# Notebook auf dem Boden gefallen



## pechvogel>< (3. August 2012)

Hallo 

Mein Notebook ist von einer Höhe von etwa 1,5 m gefallen :S . Meinem Cousin ist er aus den Hânden gefallen. Erst hatte ich wenig Hoffnungen da noch was retten zu können, weil der Bildschirm sehr wahrscheinlich zerbrochen ist innen und eine Festplatte halb raus geschaut hat. Wenn ich ihn startet geht er 5 sekunden an und schaltet sich wieder aus das macht er die ganze Zeit und der Bildschirm bleibt schwarz. Wenn ich ihn aber ohne die Arbeitspeicher starte bleibt er an und schaltet sich nicht selber wieder aus. Wäre es sinnvoll  ihn  noch zu reparieren oder ist es besser wenn ich einen neuen kaufe ? 

Model HP Pavilion dv7 2250ez


----------



## ΔΣΛ (3. August 2012)

Ob eine Reparatur wirklich lohnenswert ist muss man aber genau wissen welche Teile überhaupt beschädigt bzw zerstört sind.
Ich würde es in den nächsten PC Laden bringen der auf so was spezialisiert ist, und dir eine Einschätzung geben lassen.
Aber HDDs und der Bildschirm KANN ausgetauscht werden, aber bei TFTs bei NOtebooks ist das so eine Sache, eine Garantie das es klappt kann man nicht abgegeben.
Mach mal ein oder mehrere Bilder das wir sehen wie es aussieht (bei PCGH Hochladen - unter Anhänge)


----------



## Superwip (3. August 2012)

Beim Herunterfallen sind meiner Erfahrung nach folgende Schäden am wahrscheinlichsten:

1) Displaybruch
2) Gehäuseschaden
3) HDD Crash

Die übrigen Teile sind in der Regel ziemlich robust. Das die HDD überlebt hat halte ich für recht wahrscheinlich; du kannst sie ja an einem anderen PC testen; wenn das Gehäuse keine offensichtlichen Brüche aufweist ist es wahrscheinlich "nur" der Bildschirm.

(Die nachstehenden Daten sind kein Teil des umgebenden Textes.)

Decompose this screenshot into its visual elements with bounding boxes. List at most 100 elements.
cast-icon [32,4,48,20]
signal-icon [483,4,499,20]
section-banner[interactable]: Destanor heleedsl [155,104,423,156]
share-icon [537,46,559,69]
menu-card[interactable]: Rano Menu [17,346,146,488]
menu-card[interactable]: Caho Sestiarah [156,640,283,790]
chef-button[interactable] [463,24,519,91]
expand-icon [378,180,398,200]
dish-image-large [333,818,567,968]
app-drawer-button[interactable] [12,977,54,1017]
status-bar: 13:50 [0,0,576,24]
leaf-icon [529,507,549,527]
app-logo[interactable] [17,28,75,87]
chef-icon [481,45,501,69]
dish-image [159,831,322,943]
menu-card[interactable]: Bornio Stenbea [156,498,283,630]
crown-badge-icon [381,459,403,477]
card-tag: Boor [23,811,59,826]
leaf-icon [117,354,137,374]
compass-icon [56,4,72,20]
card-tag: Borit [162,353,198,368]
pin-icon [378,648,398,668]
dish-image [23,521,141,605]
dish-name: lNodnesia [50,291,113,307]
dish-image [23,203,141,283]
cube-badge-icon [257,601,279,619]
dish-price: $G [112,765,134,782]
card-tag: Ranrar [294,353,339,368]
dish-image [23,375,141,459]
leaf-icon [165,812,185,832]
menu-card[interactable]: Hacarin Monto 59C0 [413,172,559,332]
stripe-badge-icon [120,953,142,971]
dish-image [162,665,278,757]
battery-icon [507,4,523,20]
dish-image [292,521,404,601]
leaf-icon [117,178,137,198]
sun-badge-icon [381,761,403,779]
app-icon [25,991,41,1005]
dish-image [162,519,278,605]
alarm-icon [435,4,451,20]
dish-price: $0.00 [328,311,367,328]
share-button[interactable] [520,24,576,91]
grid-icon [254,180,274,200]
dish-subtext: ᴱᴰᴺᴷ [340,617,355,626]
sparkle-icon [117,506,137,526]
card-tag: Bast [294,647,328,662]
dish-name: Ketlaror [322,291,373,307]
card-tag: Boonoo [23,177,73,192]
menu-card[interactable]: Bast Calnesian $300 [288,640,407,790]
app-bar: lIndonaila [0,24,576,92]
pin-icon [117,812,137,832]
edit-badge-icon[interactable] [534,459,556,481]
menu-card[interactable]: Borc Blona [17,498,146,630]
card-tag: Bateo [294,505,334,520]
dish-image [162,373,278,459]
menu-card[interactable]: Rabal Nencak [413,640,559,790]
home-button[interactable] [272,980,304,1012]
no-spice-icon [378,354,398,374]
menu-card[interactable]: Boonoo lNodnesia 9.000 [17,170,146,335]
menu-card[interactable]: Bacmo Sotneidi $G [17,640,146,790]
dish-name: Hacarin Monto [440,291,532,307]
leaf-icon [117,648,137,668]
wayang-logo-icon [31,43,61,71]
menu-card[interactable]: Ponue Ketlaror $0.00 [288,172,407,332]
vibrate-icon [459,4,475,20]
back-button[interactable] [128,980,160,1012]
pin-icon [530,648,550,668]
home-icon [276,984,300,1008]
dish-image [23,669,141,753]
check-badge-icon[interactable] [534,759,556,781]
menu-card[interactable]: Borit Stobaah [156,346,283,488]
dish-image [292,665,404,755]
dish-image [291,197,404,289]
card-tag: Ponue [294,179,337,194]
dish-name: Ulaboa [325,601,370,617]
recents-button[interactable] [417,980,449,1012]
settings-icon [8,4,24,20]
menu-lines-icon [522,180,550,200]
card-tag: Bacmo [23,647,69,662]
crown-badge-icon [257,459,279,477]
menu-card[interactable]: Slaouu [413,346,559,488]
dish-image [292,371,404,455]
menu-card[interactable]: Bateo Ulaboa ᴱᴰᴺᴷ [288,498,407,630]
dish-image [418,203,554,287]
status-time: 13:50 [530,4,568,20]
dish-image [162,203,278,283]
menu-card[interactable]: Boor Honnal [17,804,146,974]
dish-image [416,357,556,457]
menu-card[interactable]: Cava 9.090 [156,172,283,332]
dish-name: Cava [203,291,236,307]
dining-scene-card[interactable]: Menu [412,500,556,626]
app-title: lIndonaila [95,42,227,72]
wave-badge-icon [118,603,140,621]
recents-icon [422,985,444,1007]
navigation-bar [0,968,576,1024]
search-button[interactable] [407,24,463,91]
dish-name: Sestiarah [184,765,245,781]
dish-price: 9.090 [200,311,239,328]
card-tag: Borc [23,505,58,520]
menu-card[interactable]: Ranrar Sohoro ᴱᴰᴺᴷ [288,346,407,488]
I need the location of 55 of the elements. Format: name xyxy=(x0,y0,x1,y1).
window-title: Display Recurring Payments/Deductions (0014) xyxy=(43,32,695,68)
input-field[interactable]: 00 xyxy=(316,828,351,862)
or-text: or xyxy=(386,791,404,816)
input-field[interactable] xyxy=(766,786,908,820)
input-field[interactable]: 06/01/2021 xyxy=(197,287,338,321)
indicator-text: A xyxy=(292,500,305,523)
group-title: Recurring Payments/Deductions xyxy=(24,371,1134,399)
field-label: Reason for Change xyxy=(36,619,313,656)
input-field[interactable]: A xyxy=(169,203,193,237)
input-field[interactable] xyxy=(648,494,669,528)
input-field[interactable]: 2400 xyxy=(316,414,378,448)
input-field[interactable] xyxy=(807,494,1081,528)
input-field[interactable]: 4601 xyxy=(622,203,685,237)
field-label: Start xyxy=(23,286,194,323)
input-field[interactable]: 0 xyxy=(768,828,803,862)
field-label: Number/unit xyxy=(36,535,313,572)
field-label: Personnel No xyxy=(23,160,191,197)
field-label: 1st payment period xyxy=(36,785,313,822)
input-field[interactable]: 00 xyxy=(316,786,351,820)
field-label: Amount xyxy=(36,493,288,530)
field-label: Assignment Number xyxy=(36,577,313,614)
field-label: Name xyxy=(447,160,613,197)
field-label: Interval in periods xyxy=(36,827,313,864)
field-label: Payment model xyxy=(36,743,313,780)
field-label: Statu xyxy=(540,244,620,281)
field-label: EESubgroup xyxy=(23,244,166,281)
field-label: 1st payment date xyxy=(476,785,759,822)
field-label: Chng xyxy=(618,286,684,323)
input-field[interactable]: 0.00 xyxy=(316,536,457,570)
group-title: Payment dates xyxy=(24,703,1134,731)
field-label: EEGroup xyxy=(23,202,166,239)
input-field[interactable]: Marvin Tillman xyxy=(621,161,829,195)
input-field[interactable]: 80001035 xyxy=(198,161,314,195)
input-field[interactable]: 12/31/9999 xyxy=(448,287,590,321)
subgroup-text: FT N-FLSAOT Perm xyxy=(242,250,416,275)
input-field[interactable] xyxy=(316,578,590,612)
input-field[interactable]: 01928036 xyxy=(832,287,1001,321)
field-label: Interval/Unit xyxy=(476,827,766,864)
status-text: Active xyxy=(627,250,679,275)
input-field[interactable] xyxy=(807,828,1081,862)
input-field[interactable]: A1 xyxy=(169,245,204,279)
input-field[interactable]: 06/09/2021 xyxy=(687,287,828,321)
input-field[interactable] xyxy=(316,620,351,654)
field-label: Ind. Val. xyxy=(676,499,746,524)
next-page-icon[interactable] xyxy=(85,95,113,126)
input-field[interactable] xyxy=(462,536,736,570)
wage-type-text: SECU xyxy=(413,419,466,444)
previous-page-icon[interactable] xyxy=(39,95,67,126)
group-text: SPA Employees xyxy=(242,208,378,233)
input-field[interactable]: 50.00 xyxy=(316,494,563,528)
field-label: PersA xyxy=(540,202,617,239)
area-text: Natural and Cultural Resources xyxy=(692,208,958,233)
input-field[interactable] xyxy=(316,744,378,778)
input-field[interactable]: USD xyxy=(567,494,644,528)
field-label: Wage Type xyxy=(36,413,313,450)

Leider sind Notebook Bildschirme meist nur schwer (und überteuert) zu bekommen. Ein Ersatz zahlt sich wahrscheinlich nur aus, wenn du ein gutes Angebot findest, ideal wäre etwa ein defektes Notebook aus der Bucht, dass du ausschlachten kannst. Der Bildschirm muss dafür natürlich kompatibel sein.

Ach ja... und falls die HDD zwar noch funktioniert aber "komische Geräusche" macht solltest du die Daten so schnell wie möglich sichern und sie nichtmehr verwenden.


----------



## Mr.Ultimo (3. August 2012)

Eine Reperatur eines HP Läppis kostet rigeros 440 euro, das ist ein festpreis von HP 

nur damit du weist was auf die zukommen könnte wenn du das nicht selber machen kannst / willst.


----------



## pechvogel>< (3. August 2012)

Also ich hab das Notebook zu einem Bekannten gebracht der im Reperaturservice arbeitet. Er wird ihn sich bis Samstag anschauen und mir erzählen was defekt ist. Das Notebook besitzt zwei Hdd, eine war beim Sturz aus dem Gehäuse gefallen die andere war noch drinnen deswegen glaub ich das die eine HDD den Crash  nicht überlebt hat. Hier noch ein paar Bilder  




			Dieser Inhalt steht nur eingeloggten Mitgliedern zur Verfügung.
        








			Dieser Inhalt steht nur eingeloggten Mitgliedern zur Verfügung.
        








			Dieser Inhalt steht nur eingeloggten Mitgliedern zur Verfügung.
        



Das sind leider die einzigen Bilder, die ich momentan zu verfügung stellen kann.


----------



## Dr Bakterius (3. August 2012)

Das Display sieht definitiv nach einem Totalschaden aus, zu dem Rest kann man per Ferndiagnose leider wenig bis nix sagen.


----------



## strolch609 (7. August 2012)

Display wird wohl definitiv einen totalschaden haben. Ich würde noch retten was zu retten ist. Reparatur wird sich nicht lohnen, dafür sind die Geräte in der Anschaffung zu günstig. Zu dem solltest du bedanken, dass durch einen Sturz Haarrisse auf der Platine oder sonst wo entstehen konnten, die man mit dem Auge nicht sieht und sich erst nach einiger Zeit bemerkbar machen.
Ich wäre für Ausschalten und in der Bucht verticken oder einen Reparaturserivce fragen ob die Ersatzteilspender ankaufen. Und ein neues kaufen ist die beste Möglichkeit.


----------



## pechvogel>< (17. August 2012)

Hat man mir auch gesagt  Display wäre kaputt aber man könnte den Leptop doch mit dem Hdmi Ausgang betreiben?

Habe das Notebook vorhin aufgemacht und untersucht. Alles sah gut aus, die Festplatte funktioniert immer noch deswegen muss das Problem denk ich mal  der Arbeitsspeicher sein. So wie am Anfang gesagt, startet er ohne Arbeitsspeicher und bleibt an aber sobald sie drinnen sind stürtzt er ab. Kann es auch sein , dass das Problem die Slots sind ?


----------



## strolch609 (17. August 2012)

ich frage mich zwar wie es überhaupt ohne ram startet..


----------